Give a piece of cheese every day. 

And then think about how you would feel if the ear never completes its journey. If it is not a huge deal to you, then wait and see. I think it will go up on its own and stay there. But she is not my dog. If it will seriously bother your, glue it. Who cares what the people at your training club say? You are moving anyway. The dog is working like a dream out there. If they give you guff, its just because they are jealous.


----------



## Mrs.K (Jul 14, 2009)

mjbgsd said:


> So are you going to wait?


I don't know!!!!!

that is the problem. in the past couple of days they've all been at my parents because we've had the movers over to pack our stuff. 
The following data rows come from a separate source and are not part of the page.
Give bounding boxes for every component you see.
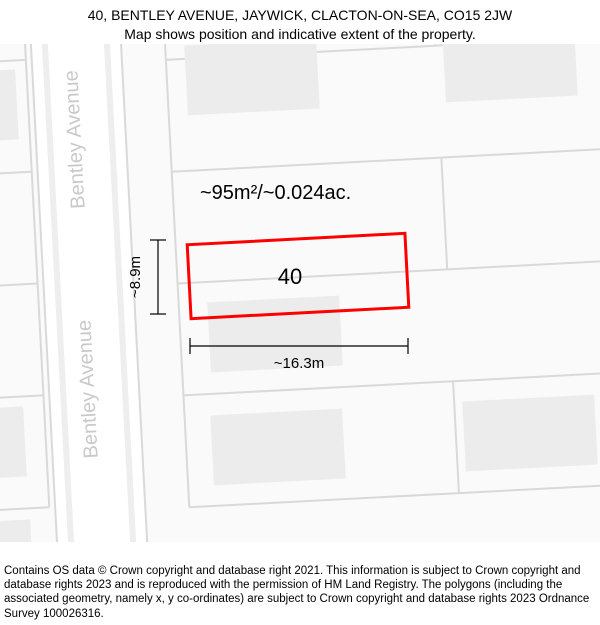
dimension-width-label: ~16.3m xyxy=(274,355,324,372)
area-label: ~95m²/~0.024ac. xyxy=(200,182,351,204)
header: 40, BENTLEY AVENUE, JAYWICK, CLACTON-ON-… xyxy=(0,0,600,44)
building xyxy=(442,44,577,102)
building xyxy=(184,44,319,115)
building xyxy=(210,409,345,486)
building xyxy=(462,395,597,472)
dimension-height-label: ~8.9m xyxy=(127,256,144,298)
building xyxy=(0,406,27,481)
building xyxy=(0,519,34,542)
property-number: 40 xyxy=(278,264,302,289)
header-subtitle: Map shows position and indicative extent… xyxy=(0,25,600,44)
map-viewport: Bentley AvenueBentley Avenue40~95m²/~0.0… xyxy=(0,44,600,542)
map-svg: Bentley AvenueBentley Avenue40~95m²/~0.0… xyxy=(0,44,600,542)
header-title: 40, BENTLEY AVENUE, JAYWICK, CLACTON-ON-… xyxy=(0,6,600,25)
footer-attribution: Contains OS data © Crown copyright and d… xyxy=(4,564,596,622)
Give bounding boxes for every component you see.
Dad said that it would probably take a month of gluing and the ear would be up since she is putting it up on occassion and in the morning. Today it was up for ten minutes and then she dropped it again. 

Mom said I should wait. I am completely torn between them. I'd rather wait because it would be less stress on the dog but at the same time I know that it is a big deal when one of them doesn't go up. 

Personally, I don't know how I'd feel to have a _Schlappohr_. 

:help:


----------



## mjbgsd (Jun 29, 2004)

well, if it were me, I would have taped a while ago. But if it's no big deal, wait. 

If you remember, another poster's dog Brady, didn't go up till he was a year.


----------



## duramax (Dec 7, 2009)

I started with forms on my gsd at 10 months old and at eleven months old his ears have been up on their own for five days now. Don't let anybody here worry you. There is hope. I started at the ten month mark and if the mold came out I put another in right away. And it was only his right ear, it maybe stood up for two days total before he was ten months old.


----------